The Oxford Handbook of Early Christian Ritual

The Oxford Handbook of Early Christian Ritual
Author :
Publisher :
Total Pages : 753
Release :
ISBN-10 : 9780198747871
ISBN-13 : 019874787X
Rating : 4/5 (71 Downloads)

Synopsis The Oxford Handbook of Early Christian Ritual by : Risto Uro

The Handbook provides an indispensable account of the ritual world of early Christianity from the beginning of the movement up to the end of the sixth century.
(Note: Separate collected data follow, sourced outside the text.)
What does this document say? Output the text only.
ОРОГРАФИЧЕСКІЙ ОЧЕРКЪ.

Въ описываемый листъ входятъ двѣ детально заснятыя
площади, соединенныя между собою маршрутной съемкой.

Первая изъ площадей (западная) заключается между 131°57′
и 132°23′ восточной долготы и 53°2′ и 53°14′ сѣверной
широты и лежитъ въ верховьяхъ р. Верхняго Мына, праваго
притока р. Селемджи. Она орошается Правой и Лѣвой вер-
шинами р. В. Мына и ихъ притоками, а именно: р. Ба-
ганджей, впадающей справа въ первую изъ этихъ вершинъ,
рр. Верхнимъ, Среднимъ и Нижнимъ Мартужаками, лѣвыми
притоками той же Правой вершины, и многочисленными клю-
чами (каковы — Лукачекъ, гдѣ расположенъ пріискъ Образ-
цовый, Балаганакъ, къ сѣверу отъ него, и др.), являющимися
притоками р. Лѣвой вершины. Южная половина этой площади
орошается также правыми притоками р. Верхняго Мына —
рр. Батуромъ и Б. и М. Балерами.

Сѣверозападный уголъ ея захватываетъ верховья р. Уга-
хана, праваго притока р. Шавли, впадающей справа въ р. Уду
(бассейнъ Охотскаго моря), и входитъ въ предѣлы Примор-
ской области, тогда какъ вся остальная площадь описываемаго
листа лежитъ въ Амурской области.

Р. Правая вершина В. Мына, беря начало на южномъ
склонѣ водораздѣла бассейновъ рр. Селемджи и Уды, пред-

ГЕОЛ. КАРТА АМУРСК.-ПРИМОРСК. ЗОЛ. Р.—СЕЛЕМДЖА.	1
Theoretical and Empirical Investigations of Divination and Magic

Theoretical and Empirical Investigations of Divination and Magic
Author :
Publisher : BRILL
Total Pages : 296
Release :
ISBN-10 : 9789004447585
ISBN-13 : 900444758X
Rating : 4/5 (85 Downloads)

Synopsis Theoretical and Empirical Investigations of Divination and Magic by : Jesper Sørensen

In Theoretical and Empirical Investigations of Divination and Magic ten leading scholars of religion provide up-to-date investigations into these classic domains from historical, anthropological, cognitive, philosophical and theoretical perspectives.